Thursday, March 04, 2010

Wishful sinful

Books at my bedside

When I was watching the Olympics the other day, I was talking about how sick I get of hearing the American anthem played again and again and again. They only play the medal ceremonies if an American wins, and never when anyone else wins. Why don’t they play another country’s anthem every once in a while? Just to fool us into believing that we’re the best at everything? A friend said, “Maybe because the point of the Olympics is cheering on your country.”

I responded, without hesitation, “And if Thailand was on the stand, I’d be pretty excited.”

I’m not Thai, and I never will be, as much as I hope--but it’s crazy how deeply ingrained that identity still is in my psyche. It just makes me think about myself as a child, and all of us missionary kids, and how confused we all must be, and how amazing it is and how much it sucks at the same time. I had my country taken away from me. Twice. And not just my country, but everything that comes along with a country. An identity. The food that speaks to me of home. A whole language.

Lately, when I’m hungry, I’ve been trying to think about what I’m really hungry for, and if I think hard I’m almost always craving a bowl of Thai street noodles, guiteaw nam. Something I absolutely can’t buy in this country, at any price. I can find approximations, but the food that comforts me the most is forever distant. Twelve time zones and $1000 away.

The same thing with certain words. I find myself reaching for concepts that aren’t available in English but still resonate with my core. Phrases like maipenlai, or sanuk, or pai teaw, concepts that explain the fundamental Thai attitude towards life, that it’s something to be enjoyed and not taken too seriously. Or a word like reaproy, that conveys so much more than neatness, but the sense that everything is in its right place, exactly where it’s supposed to be, utterly lacking in chaos. Or lumbak, a word that I didn’t even know wasn’t English for a long time, but means difficult, strenuous, requiring the absolute best of a person.
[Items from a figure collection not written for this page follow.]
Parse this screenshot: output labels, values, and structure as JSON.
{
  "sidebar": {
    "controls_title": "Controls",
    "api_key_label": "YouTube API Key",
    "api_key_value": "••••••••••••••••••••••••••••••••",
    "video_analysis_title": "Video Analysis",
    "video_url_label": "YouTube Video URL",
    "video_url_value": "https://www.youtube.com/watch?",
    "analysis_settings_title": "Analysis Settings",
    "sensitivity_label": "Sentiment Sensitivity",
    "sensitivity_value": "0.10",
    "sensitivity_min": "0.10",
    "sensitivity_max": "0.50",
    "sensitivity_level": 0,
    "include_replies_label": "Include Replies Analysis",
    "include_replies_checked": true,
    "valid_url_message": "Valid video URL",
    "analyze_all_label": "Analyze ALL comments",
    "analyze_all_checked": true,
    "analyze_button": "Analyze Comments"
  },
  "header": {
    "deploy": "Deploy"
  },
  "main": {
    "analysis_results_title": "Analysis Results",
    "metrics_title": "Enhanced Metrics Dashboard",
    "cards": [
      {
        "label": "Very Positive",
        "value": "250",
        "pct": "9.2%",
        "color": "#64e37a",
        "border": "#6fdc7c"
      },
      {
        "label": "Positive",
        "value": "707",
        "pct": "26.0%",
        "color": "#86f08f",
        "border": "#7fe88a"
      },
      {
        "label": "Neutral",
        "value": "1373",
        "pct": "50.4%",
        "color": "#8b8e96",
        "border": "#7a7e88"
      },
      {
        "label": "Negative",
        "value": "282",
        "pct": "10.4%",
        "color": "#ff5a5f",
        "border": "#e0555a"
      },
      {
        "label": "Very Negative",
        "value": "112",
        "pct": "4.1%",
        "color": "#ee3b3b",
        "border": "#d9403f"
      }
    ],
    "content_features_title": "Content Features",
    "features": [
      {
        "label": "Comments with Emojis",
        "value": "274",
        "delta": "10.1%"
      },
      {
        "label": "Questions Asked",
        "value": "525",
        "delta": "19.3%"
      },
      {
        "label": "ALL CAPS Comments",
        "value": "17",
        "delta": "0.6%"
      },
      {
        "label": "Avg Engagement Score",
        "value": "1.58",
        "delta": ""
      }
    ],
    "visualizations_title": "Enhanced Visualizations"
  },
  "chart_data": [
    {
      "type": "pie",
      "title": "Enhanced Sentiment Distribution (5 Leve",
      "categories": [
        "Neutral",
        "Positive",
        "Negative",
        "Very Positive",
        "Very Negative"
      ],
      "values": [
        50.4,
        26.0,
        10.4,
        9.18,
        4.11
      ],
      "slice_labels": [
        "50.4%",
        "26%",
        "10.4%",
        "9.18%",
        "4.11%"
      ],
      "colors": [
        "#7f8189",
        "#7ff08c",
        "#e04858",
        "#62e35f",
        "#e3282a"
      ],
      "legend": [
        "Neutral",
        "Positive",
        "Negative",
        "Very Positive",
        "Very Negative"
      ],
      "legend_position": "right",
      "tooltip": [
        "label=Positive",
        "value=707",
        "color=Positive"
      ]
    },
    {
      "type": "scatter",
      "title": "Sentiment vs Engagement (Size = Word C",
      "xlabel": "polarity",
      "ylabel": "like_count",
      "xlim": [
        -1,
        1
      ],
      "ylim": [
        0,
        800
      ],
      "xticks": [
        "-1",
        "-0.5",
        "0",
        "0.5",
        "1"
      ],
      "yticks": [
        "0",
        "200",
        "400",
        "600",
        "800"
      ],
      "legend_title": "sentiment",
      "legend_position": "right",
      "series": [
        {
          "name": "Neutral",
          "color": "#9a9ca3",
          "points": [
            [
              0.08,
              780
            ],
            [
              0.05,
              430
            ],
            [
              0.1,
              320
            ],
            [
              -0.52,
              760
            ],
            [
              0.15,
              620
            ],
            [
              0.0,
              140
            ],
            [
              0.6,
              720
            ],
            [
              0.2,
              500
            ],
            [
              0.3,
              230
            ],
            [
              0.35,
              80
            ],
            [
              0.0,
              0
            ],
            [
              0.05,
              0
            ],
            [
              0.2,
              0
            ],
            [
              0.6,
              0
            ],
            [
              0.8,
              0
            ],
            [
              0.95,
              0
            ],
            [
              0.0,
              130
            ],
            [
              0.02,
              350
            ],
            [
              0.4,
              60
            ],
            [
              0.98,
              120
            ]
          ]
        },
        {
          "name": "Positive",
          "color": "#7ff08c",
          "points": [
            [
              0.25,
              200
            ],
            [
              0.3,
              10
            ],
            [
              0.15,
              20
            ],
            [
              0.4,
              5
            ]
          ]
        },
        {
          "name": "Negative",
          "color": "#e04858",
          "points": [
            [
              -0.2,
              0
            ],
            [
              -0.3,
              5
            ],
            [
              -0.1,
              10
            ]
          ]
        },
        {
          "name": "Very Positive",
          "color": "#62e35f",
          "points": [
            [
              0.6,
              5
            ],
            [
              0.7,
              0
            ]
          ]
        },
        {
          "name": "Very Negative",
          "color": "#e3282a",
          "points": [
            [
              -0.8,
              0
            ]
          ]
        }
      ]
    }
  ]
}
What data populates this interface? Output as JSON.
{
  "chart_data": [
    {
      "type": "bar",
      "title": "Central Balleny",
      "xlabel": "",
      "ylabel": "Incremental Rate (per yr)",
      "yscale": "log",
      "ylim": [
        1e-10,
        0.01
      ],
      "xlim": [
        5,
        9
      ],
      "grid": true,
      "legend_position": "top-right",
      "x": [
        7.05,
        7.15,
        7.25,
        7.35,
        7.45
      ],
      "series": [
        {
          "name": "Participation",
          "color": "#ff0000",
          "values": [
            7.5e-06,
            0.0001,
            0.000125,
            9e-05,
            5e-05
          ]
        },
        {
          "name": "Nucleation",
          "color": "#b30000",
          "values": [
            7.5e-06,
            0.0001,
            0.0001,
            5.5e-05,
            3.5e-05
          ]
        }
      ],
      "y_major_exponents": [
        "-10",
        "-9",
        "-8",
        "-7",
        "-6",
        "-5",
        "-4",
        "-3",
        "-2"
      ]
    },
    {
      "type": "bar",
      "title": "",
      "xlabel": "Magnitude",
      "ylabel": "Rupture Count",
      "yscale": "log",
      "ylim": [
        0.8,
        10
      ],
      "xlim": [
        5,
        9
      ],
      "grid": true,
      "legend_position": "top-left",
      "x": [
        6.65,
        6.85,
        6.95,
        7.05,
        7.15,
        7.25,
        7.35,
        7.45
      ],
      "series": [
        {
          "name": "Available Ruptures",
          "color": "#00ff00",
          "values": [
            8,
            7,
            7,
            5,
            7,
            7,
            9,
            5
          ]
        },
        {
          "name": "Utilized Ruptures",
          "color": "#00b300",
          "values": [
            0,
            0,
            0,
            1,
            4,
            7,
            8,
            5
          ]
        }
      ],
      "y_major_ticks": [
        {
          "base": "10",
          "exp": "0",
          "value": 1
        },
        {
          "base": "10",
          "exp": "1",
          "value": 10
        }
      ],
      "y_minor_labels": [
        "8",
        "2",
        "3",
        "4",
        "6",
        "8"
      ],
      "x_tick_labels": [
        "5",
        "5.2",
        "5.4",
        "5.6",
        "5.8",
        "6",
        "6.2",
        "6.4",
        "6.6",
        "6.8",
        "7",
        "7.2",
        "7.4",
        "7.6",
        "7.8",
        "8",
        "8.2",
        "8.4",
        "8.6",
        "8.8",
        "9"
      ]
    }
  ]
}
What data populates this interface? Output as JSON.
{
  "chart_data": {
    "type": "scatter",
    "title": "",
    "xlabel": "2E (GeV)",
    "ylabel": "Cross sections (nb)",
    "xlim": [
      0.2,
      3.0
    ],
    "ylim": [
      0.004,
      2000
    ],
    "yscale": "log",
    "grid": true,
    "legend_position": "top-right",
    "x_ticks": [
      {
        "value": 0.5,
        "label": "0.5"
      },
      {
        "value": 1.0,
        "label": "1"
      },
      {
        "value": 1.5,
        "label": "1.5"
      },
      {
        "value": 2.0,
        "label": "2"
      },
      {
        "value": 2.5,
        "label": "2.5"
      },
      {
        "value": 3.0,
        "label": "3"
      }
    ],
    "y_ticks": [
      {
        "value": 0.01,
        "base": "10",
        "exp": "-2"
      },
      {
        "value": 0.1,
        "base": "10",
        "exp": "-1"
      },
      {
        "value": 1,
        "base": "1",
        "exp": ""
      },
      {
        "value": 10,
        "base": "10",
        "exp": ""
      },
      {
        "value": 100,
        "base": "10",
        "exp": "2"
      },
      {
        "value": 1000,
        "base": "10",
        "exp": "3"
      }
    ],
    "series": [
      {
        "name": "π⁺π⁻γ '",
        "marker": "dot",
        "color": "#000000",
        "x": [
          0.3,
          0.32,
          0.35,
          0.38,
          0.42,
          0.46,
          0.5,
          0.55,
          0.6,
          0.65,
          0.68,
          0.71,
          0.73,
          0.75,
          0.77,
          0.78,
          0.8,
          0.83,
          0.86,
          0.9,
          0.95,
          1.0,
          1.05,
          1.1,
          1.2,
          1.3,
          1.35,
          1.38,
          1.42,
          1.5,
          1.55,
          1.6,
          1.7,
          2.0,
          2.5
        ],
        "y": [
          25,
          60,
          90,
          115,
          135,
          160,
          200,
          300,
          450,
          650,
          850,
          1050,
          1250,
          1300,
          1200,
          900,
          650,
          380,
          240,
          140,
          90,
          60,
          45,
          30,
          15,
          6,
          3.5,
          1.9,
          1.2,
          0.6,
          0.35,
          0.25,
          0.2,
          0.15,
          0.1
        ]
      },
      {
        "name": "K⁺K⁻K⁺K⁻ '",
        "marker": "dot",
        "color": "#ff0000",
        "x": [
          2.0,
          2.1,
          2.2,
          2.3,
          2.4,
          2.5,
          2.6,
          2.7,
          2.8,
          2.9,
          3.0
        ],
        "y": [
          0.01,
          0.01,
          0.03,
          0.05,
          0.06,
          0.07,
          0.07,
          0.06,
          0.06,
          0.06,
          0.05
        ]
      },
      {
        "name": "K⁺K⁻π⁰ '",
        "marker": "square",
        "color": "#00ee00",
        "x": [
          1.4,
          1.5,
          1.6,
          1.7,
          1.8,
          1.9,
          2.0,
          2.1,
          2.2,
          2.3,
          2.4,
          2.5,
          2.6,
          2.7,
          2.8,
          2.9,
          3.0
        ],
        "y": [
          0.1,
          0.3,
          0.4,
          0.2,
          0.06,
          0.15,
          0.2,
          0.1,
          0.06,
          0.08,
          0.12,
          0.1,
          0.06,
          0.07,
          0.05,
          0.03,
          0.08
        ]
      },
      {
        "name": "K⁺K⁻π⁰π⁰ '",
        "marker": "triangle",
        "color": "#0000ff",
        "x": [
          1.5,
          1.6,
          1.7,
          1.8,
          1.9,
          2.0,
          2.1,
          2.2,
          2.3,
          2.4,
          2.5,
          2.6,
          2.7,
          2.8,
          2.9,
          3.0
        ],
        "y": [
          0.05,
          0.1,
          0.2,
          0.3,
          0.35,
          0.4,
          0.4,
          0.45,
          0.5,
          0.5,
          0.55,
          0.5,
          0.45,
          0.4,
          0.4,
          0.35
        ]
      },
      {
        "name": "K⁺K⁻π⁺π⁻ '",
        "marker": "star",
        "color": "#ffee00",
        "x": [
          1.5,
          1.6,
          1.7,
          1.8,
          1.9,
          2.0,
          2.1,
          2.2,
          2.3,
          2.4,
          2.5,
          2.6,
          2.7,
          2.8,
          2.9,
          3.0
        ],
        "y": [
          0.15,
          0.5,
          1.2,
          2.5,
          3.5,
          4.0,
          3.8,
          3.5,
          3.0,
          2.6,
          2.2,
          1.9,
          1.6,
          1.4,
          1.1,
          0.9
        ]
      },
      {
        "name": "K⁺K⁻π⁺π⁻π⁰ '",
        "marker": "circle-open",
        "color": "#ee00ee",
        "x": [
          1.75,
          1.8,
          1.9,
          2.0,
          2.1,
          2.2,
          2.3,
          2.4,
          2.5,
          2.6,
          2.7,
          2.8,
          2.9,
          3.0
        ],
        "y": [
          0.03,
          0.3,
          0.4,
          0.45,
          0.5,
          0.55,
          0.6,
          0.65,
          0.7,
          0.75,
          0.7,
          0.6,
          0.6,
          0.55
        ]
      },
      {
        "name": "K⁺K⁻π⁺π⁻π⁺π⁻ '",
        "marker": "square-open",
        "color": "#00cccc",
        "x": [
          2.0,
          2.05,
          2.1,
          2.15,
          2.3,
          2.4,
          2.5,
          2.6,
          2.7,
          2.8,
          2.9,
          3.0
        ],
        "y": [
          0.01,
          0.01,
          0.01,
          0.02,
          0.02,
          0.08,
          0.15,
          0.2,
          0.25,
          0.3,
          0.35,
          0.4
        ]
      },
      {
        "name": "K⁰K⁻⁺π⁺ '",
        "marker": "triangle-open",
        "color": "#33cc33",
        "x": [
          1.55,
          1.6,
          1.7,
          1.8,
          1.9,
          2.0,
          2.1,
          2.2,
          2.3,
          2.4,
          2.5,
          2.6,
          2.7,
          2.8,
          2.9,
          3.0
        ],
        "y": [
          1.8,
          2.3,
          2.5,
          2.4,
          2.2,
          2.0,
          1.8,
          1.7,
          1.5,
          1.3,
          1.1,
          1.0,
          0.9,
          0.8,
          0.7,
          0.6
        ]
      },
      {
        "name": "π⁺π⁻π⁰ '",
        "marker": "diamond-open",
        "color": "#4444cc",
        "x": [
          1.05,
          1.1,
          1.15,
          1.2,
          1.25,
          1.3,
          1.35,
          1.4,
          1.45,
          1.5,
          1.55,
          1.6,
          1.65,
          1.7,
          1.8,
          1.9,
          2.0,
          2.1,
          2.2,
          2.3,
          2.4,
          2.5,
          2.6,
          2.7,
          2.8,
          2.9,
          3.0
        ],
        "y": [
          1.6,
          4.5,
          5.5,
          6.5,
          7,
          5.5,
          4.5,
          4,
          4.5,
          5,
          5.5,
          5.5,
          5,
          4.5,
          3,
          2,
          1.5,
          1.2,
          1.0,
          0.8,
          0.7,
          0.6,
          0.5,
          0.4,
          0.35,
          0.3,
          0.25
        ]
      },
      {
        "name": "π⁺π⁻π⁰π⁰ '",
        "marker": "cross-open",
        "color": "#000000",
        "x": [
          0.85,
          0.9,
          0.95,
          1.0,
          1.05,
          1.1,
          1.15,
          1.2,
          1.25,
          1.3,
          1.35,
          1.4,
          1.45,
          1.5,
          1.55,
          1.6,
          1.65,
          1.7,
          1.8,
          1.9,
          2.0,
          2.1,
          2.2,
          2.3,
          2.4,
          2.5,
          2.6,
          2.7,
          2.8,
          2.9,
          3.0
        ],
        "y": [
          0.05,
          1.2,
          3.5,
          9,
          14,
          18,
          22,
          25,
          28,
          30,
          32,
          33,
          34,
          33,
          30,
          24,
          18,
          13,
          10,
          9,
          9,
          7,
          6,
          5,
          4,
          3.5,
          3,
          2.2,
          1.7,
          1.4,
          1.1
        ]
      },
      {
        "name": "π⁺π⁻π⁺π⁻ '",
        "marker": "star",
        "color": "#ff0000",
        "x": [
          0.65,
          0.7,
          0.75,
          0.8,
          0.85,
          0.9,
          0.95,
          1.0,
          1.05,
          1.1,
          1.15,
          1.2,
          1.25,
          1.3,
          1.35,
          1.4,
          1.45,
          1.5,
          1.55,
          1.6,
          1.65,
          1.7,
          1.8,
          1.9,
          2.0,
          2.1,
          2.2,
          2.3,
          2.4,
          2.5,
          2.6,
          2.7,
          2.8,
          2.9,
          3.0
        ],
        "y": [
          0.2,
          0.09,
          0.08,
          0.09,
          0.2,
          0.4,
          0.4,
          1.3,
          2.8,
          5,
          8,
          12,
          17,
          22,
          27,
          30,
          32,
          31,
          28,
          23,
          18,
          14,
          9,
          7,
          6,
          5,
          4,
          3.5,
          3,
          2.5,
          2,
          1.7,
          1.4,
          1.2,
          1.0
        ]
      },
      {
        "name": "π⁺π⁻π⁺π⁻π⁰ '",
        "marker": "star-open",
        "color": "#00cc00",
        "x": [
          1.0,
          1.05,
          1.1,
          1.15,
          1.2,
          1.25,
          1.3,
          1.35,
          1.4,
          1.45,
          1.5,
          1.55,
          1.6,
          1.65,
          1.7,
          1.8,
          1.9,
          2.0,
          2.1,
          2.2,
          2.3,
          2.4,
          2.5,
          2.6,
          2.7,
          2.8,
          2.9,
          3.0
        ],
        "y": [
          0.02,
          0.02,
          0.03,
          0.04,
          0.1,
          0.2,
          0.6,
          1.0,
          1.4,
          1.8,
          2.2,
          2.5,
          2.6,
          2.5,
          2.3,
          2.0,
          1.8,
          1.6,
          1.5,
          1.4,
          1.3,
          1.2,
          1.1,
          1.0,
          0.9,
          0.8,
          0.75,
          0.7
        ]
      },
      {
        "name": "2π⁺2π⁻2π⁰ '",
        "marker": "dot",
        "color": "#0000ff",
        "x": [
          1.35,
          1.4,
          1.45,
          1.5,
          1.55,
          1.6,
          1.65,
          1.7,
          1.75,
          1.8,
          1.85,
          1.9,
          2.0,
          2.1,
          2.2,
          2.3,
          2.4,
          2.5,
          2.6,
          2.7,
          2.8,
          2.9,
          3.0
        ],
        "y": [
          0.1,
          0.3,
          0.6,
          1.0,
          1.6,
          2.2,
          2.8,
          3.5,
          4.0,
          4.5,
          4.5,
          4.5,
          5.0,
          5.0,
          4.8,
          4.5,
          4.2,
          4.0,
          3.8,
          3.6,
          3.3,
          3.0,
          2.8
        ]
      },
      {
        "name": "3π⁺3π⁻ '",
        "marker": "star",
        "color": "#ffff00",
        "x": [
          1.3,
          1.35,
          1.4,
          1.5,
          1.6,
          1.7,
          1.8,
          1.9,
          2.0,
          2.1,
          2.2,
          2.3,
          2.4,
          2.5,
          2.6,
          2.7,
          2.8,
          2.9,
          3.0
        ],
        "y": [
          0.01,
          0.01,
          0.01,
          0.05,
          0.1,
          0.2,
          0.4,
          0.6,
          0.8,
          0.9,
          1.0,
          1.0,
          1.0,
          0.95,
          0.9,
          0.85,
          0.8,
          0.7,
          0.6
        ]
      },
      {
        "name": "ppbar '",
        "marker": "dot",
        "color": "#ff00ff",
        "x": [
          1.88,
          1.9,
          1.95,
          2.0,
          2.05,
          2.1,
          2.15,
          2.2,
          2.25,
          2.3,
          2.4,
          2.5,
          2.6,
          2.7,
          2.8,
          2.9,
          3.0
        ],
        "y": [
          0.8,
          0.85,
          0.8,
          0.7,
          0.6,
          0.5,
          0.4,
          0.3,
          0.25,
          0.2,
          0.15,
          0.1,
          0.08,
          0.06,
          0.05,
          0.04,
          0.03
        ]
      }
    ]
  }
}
Thai also has a fantastic concept called jai, which is closest to the English idea of heart. It’s also more than heart, closer to the soul, or the idea of heart center we use in yoga. I find myself associating the ancient Sanskrit yogi words with Thai words, often. In Thai, you don’t say you’re happy. You say deejai, which means, literally, “good heart.” In Thailand, I was forever discovering new conjunctions of adjectives with jai that conveyed different ideas that explained how the heart worked, the different ways hearts and people can be.

I’m doing a horrible job of interpreting the concept. I don’t know how. My point comes back to that passage from Solomon. More and more his wellspring of life becomes something closer to jai. Because the jai is my life’s wellspring, the source from which everything else flows. The more I think about that verse, the more I think that a more accurate translation would be: Protect your jai, for it is the source of your prana.

Now there’s a life philosophy I can get on board with.

1 comment:

wfrenn said...

Wow! You're impressive. Still reading your blog!